I’ve just come from America, I told the little fat red woman on the Druid’s threshold, and she said in a polite and gently whining Cockney, Oh you’re American, yes.

But I was way ahead of myself looking into the dark possibilities of our ruined film and into Dagger’s idea broached to me August 4 or 5 that we better shift the Suitcase Slowly Packed and use it as a cut-in in the Marvelous Country House. The token dropped into a slot and on the chance that Jenny’s mysterious bookmark snapshot was in fact of Gene’s brother the great and notorious Paul, I said, Did he leave a message for me? I’m…

I paused, and she said, Mr. Andsworth’s at the Community.

Ah, the Community, I said. It was the macrobiotic community where they breathed together. I could never go that far.

You’re…?

I’m Gene’s…perhaps you know…

Oh, said the woman respectfully as if I’d reported a disaster in my family, oh yes. But then she seemed so knowing — that in retrospect I wondered if she didn’t know enough to guess my ruse — she added, Oh, you’ll be Jack from America.

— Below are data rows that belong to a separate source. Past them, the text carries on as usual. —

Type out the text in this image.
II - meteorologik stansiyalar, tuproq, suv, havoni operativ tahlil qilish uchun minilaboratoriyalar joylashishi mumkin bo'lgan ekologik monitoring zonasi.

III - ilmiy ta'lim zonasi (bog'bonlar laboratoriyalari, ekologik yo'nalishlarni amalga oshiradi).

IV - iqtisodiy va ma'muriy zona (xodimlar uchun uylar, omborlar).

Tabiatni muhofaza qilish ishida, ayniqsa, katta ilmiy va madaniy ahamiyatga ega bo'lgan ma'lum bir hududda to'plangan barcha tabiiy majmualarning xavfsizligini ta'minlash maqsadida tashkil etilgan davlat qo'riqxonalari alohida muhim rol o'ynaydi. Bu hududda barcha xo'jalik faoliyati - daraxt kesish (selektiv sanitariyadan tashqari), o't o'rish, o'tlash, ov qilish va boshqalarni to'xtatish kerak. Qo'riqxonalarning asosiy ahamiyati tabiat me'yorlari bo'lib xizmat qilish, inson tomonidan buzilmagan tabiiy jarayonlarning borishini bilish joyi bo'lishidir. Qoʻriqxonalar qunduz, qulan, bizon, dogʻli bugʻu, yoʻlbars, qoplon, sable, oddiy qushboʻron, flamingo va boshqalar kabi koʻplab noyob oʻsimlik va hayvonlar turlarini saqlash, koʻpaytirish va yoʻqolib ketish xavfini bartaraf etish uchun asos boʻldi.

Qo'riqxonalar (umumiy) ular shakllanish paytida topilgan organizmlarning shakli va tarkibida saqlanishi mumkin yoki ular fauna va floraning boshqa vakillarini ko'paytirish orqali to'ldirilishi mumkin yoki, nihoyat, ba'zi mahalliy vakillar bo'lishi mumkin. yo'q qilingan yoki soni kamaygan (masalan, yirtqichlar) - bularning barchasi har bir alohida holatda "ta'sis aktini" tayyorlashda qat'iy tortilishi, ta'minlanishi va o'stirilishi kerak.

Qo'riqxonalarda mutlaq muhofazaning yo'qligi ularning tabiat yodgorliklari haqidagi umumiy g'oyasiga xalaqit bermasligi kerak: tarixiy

Thinking this was enough work for the moment before the major journey upon which I was bent, I took a fingerful of my beard and smiled and said I had had reason to alter my appearance.

The little woman stepped back into the shadow suddenly fading into the face of someone I was sure I’d seen not long ago. She seemed to expect me to come in and wait, but I raised my hand and asked the address of the Community, I’d go there myself.

The Druid opened his door at the far end of the hall. I had presence of mind to forestall the woman’s introduction by greeting the old man heartily and apologetically. I had just a question or two for him, I’d been experiencing difficulty in New York.

I nodded over my shoulder to the woman, having made my way past her. I told the Druid I regretted inserting myself so crudely into his schedule and not to blame the lady, for I’d been fully as insistent as he knew me capable of being — or do you? I added.

Yet now as I approached the old man through the dusk and the familiar untart scent of tangerines which brought to mind the French vegetable cutter I’d given him, I recalled that if Dagger had wanted in early August to shift Suitcase Slowly Packed because it contained a snapshot of Paul — and if the Marvelous Country House was occupied by Paul’s brother Gene and his family — why had the Softball Game been shifted to between Suitcase Slowly Packed and Hawaiian Hippie? The time had come to phone Dagger.